¿Hacer “menos bueno” lo bueno?

Autor: Padre Fernando Pascual, L.C.

Fuente: catholic.net (con permiso del autor)

 

 

El esposo decidió quedarse en casa (¡ya era hora!) para ayudar a la esposa. Limpió la cocina, arregló la zona del desván, ajustó la máquina para lavar ropa... Pero cada vez estaba más irritado, se sentía como león enjaulado, y a cualquier palabra respondía con un improperio. Al final del día a la esposa se le escapó una queja suave (sin dejar de agradecer toda la ayuda recibida): “Pero, mi amor, si te pones así es mejor que no te quedes...”

El hijo había decidido regalar los ahorros de la semana al pobre de la esquina. Fue un gesto lleno de heroísmo, de esos que se hacen casi sin pensarlo. Cogió la hucha, la vació, contó las monedas y... ¡a la esquina! Pero llegando a casa traía una cara de pena que parecía una pancarta: “¡no podré ir al cine con los amigos este sábado!”

Un enfermero se ofreció a sustituir a un compañero de trabajo en el turno de noche. Empezó con muchas ganas, pero a las tres de la mañana estaba de muy mal humor, sobre todo porque se dio cuenta de que este tipo de favores los hacía solamente gente como él, mientras los demás aprovechaban esta generosidad para vivir una vida más fácil.

Nos puede ocurrir que, a la hora de hacer un acto bueno (y, gracias a Dios, esto pasa no pocas veces), algo se cruza en el camino (un cansancio, una pena) y nos lleva a sentir desganas, frustración, un enfado profundo y largo. Entonces nos domina un extraño estado de ánimo negativo que nos lleva a hacer de mala gana eso que nos propusimos, de verdad, para ayudar a quienes nos pedían una mano en casa, en el trabajo o en los infinitos encuentros de la vida. Entonces desaparece todo gusto por lo que hacemos (y es algo bueno, tal vez muy bueno), y soportamos de mal humor el resto del día o de la semana... 

Es algo completamente normal que los sentimientos no acompañen cada uno de nuestros actos buenos. Para un esposo (o para una esposa, pues los tiempos han cambiado mucho) quedarse en casa para las tareas domésticas quizá no “llena tanto” como el ir a pasar la tarde con los amigos. Lo mismo podemos decir de los otros ejemplos. Pero el problema no es “sentirse a gusto” o “sentirse a disgusto”, sino cuál es el modo y el porqué con el cual hacemos lo que hacemos.
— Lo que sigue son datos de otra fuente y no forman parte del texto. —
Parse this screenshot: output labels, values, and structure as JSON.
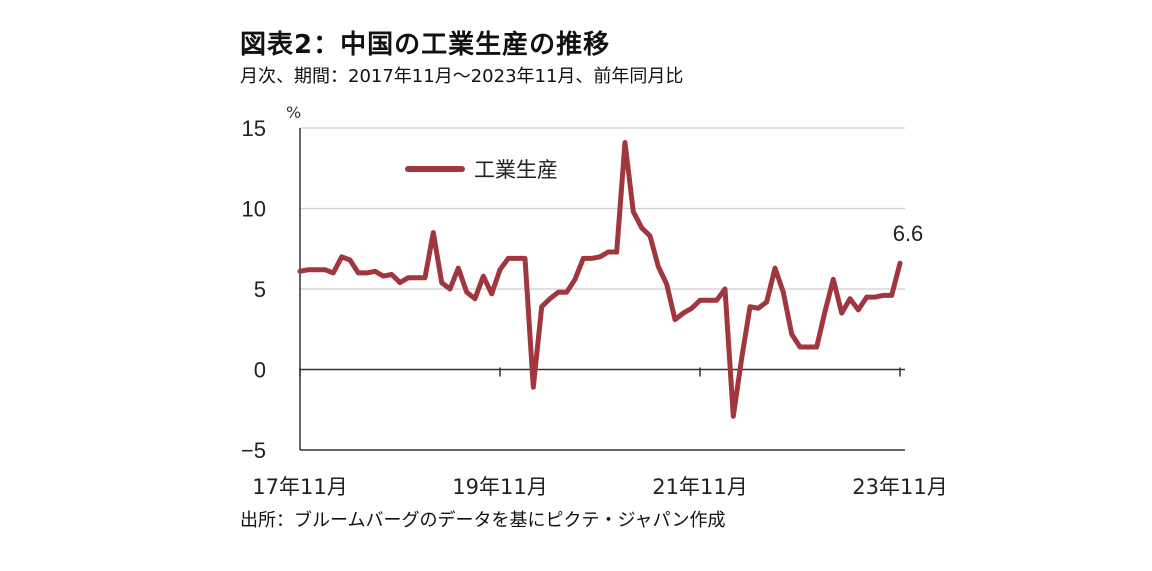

Aunque los sentimientos no apoyen nuestra buena obra, siempre queda en pie la fuerza de voluntad con la que podemos renovar ese amor que nos llevó a un pequeño sacrificio para hacer algo por los otros. Además, siempre es posible buscar mil maneras para sonreír, aunque nos cueste, mientras planchamos pañuelos, ponemos la mesa o limpiamos cacerolas. Entonces, seguramente, nos daremos cuenta de que los demás aprecian mucho que les ayudemos, pero, sobre todo, que valoran mucho más la alegría que ponemos en nuestros actos. Es cierto, son cosas buenas, ¡qué duda cabe!, pero se hacen más hermosas y más bellas si servimos, si nos damos, con alegría.
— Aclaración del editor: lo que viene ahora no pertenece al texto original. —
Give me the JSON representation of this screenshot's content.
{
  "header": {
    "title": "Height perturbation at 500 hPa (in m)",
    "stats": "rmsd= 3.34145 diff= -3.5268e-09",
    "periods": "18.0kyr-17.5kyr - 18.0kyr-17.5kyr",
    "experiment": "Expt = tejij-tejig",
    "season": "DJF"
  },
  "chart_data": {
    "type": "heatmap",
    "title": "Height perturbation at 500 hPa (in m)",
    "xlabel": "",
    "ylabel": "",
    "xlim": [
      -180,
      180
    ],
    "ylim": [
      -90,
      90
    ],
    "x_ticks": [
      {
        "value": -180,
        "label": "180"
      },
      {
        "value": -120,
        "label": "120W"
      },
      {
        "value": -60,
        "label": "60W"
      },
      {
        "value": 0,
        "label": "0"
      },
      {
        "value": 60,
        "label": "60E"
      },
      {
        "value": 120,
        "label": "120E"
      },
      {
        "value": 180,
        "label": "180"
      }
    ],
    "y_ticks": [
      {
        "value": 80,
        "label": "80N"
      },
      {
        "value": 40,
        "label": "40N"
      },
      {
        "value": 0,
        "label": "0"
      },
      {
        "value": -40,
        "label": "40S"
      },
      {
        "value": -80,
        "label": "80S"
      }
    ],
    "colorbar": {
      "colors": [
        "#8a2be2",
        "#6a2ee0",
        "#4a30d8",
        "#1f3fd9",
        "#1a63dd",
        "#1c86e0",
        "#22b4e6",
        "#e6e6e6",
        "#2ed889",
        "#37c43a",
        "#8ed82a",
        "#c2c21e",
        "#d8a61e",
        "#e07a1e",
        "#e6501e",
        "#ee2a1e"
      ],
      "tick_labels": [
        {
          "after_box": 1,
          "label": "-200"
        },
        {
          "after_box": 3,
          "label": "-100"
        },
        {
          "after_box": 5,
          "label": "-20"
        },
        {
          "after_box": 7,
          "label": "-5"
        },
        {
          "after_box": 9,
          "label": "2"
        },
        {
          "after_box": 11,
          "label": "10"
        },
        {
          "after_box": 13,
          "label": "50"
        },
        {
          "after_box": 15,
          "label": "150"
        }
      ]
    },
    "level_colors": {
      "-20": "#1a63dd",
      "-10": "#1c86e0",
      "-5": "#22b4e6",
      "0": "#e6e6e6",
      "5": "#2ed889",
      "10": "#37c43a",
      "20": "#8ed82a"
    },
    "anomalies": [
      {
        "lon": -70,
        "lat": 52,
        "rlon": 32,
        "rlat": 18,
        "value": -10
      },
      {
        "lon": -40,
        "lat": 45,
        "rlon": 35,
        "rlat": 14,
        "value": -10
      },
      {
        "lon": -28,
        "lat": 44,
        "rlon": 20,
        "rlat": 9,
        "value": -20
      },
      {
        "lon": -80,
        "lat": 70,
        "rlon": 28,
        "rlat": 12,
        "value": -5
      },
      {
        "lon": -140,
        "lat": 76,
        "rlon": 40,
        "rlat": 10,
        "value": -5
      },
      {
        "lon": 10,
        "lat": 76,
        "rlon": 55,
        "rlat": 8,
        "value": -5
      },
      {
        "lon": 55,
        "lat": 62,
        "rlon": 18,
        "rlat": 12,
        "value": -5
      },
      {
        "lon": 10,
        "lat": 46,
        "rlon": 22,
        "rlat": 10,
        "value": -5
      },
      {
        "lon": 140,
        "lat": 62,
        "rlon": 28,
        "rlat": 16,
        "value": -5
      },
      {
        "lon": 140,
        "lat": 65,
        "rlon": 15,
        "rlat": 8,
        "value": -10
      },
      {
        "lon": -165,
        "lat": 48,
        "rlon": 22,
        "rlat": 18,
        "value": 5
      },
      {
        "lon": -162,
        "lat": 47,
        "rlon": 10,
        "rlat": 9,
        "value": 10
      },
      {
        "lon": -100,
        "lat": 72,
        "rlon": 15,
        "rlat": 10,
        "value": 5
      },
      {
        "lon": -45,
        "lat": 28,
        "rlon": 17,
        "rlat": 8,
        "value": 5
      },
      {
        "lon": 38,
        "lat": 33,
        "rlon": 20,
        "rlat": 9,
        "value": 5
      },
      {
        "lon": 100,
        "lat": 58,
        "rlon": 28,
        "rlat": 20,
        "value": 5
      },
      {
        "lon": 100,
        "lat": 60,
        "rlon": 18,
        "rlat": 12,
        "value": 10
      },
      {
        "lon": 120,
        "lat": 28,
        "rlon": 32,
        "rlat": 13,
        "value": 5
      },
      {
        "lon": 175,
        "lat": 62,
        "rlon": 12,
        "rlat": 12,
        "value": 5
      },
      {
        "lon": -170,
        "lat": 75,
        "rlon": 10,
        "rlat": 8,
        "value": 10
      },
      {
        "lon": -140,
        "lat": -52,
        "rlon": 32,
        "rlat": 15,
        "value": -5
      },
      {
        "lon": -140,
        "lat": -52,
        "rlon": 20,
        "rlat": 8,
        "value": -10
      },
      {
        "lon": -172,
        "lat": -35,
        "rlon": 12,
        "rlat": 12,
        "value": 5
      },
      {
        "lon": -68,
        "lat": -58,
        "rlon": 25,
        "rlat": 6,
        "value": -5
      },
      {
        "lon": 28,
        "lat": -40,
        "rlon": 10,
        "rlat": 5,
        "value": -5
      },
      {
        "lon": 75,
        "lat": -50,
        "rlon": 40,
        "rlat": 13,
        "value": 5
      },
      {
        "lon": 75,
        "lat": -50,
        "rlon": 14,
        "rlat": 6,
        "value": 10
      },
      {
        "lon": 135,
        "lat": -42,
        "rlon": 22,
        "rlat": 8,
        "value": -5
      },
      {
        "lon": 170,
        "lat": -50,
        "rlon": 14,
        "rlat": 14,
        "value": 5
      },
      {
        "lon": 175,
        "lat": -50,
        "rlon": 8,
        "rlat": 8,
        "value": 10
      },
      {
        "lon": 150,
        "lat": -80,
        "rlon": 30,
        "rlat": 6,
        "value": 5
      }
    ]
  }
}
Es esa una de las enseñanzas de Jesús que no están en el Evangelio, sino en los Hechos de los Apóstoles: “Hay más alegría en dar que en recibir” (Hch 20,35). Que se completa con lo que dice el Espíritu Santo en una de las cartas de san Pablo: “Cada cual dé según el dictamen de su corazón, no de mala gana ni forzado, pues: Dios ama al que da con alegría” (2Co 9,7). De este modo haremos el bien, y lo haremos, de verdad, muy bien.